U.S. officials said there were 15 attacks on Americans in the 24-hours ended at noon Monday. Daily attacks averaged 17 last week and 22 the week before.
It remains unclear who is behind the attacks on Americans in central and northern Iraq and to what extent the attacks are regionally coordinated. Many attribute the resistance to die-hard Saddam Hussein loyalists and non-Iraqi Arabs who have recently entered Iraq.
Though violence has continued in the so-called Sunni Triangle, the area west and north of Baghdad that is home to a large concentration of the minority Sunni Muslims who were favored under Hussein’s regime, the capital itself has been relatively calm after a spate of suicide bombings. There have been no major incidents since a bombing at the Turkish Embassy killed two and wounded eight Oct. 14.
Baghdad remains jittery, but its streets are congested with daytime traffic, shops and restaurants are open and Iraqis sit in sidewalk cafes into the evening hours. Huge concrete “blast walls” surround hotels, embassies and U.S. military compounds. On the streets, the American military presence seems to have lessened and patrols have become fewer in the last week.
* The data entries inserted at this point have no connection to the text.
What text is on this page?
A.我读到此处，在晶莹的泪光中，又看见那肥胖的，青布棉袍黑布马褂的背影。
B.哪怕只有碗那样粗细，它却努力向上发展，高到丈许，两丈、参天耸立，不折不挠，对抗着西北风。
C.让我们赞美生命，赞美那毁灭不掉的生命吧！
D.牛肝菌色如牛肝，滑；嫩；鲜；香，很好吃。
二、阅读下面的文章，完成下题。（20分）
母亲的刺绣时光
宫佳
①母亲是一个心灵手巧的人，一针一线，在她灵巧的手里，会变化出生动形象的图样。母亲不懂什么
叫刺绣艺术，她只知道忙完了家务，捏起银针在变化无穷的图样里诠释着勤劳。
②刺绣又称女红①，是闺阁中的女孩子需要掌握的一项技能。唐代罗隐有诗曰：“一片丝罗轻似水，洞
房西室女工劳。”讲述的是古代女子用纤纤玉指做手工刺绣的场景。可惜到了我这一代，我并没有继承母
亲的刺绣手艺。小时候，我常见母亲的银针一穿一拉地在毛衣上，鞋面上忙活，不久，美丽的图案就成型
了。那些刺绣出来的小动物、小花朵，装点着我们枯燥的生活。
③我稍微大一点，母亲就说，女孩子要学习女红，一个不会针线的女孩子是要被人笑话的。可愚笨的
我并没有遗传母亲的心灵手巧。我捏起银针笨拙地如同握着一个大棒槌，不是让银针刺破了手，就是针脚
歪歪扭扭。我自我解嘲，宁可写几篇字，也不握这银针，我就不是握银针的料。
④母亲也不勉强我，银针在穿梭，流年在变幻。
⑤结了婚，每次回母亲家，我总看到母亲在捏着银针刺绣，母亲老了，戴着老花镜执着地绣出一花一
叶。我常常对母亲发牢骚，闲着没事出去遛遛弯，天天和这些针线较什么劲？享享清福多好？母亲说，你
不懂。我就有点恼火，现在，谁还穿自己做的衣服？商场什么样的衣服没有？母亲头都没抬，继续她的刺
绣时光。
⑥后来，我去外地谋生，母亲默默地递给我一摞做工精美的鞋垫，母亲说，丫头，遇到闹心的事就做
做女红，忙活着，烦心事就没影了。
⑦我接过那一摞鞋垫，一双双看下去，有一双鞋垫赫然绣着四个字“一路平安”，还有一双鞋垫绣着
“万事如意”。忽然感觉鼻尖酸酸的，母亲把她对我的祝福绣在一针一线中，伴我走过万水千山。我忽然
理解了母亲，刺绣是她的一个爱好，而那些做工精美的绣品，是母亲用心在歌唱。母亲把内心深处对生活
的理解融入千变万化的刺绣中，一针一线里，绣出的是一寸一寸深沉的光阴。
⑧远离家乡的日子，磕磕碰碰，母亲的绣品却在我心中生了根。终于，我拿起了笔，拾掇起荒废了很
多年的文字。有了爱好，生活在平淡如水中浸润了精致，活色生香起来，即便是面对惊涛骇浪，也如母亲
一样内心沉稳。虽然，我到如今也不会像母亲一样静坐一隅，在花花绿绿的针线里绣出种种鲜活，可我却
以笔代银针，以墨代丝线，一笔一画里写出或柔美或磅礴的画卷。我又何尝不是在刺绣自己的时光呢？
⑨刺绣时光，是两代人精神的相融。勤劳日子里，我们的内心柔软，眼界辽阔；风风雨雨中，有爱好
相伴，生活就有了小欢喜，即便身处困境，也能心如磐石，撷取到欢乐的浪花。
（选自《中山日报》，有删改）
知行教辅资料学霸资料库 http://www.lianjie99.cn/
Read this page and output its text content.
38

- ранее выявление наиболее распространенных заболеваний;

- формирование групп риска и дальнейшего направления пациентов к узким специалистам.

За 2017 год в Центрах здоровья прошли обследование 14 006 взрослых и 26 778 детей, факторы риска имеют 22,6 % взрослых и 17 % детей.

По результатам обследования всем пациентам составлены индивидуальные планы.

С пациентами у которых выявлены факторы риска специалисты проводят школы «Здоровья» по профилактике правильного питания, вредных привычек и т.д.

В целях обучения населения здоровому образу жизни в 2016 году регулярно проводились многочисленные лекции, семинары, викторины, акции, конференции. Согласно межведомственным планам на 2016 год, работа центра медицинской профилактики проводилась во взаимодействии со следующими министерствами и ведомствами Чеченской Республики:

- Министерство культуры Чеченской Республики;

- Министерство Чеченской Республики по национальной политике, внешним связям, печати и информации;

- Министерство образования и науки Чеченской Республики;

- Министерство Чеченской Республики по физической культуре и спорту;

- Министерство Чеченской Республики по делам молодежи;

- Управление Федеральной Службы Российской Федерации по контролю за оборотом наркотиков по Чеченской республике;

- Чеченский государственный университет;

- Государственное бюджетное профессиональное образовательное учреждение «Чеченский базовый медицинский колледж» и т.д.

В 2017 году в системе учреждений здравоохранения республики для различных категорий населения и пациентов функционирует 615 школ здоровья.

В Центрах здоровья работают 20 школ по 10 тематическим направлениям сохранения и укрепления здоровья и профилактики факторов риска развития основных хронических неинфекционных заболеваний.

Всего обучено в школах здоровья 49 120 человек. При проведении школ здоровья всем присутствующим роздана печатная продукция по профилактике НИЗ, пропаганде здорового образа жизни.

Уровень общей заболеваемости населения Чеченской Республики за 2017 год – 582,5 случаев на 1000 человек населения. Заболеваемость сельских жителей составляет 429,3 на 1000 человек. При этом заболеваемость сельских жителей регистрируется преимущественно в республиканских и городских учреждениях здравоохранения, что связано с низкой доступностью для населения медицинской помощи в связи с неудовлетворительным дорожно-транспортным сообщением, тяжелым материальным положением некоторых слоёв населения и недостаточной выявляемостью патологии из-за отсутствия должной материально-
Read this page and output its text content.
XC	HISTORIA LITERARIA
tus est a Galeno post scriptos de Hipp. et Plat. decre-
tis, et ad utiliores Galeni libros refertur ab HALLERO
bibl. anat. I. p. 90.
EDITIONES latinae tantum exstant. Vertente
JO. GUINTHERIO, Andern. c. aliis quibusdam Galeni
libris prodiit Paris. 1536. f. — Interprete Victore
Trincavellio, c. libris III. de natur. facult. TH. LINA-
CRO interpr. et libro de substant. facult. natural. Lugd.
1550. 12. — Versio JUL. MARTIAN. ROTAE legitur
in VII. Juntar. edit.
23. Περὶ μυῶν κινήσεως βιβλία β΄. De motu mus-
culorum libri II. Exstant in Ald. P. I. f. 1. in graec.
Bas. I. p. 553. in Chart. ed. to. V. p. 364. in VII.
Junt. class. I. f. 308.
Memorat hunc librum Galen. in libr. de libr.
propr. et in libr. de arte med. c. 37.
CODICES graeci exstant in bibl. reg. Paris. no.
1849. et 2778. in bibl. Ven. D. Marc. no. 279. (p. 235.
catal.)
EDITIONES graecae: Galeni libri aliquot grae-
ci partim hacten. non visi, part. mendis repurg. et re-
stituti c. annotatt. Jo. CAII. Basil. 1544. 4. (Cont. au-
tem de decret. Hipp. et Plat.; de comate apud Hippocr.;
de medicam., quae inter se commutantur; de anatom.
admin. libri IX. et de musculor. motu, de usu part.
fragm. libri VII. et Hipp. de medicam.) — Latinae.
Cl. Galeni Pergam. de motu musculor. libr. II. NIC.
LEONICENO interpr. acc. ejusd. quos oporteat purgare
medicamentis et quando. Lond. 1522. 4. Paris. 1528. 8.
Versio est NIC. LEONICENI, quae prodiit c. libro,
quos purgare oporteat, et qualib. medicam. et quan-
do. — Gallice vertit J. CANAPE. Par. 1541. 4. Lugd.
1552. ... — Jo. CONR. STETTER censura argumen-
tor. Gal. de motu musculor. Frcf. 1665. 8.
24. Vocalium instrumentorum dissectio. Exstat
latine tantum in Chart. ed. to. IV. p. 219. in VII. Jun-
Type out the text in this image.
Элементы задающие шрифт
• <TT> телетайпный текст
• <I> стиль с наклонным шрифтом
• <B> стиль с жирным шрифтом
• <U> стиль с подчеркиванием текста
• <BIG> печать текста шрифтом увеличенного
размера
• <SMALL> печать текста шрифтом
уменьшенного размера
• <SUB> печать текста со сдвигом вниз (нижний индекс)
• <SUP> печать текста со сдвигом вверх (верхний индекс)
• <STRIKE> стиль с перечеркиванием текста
Al Bawaba, an Arab news agency operating in the Persian Gulf states, reported Monday that a letter purportedly from Hussein had circulated in Tikrit, the former dictator’s hometown. The letter, dated Oct. 9, urges Iraqis to attack Americans and anyone who supports them.
“Victory is near,” the letter says. “Strike with an iron fist any person ... who serves the hated invader.”
The comment apparently refers to the many Iraqis, including policemen, government employees and members of the Iraqi Governing Council, who have welcomed the Americans and become part of U.S.-led efforts to rebuild their country.
Meanwhile, two members of the Governing Council said Monday that the U.S.-appointed body had made little headway on the pressing issue of deciding how to select delegates to a constitutional convention. Choosing those delegates is the first step in a process that occupation authorities hope will lead to a new Iraqi government elected by the public -- considered a prerequisite for an American withdrawal from the country.
The Bush administration is hoping a constitution can be drafted within six months and elections held within a year. It is a timetable that even many American officials in Iraq admit is ambitious.
The U.N. Security Council recently passed a resolution calling on the Governing Council to reach by Dec. 15 a timeline for agreeing on a constitution and setting a path for national elections.
In separate interviews Monday, council members Samir Shakir Mahmoud and Dara Noureddine said only preliminary discussions had been held within the council since a preparatory committee for the constitutional convention submitted its first report to the council about three weeks ago.
“There have been some discussions but only on the periphery,” Mahmoud said, noting that in recent days the council had concentrated heavily on the Iraq donors conference to be held in Madrid this week.
Noureddine, a former judge closely involved in the discussions, said he expected the council to take up the issue by early November.
“There may be some delay, because it’s a very important decision and we prefer all members to be present,” he said.
Deciding who fills the positions on the constitutional drafting committee is the first of a number of potentially contentious debates on the country’s future as its many ethnic groups jostle for advantage. The majority Shiite Muslim community, for example, wants delegates elected through a popular vote, while smaller groups, such as the ethnic Kurds, have argued for a more managed selection that would protect their minority voices.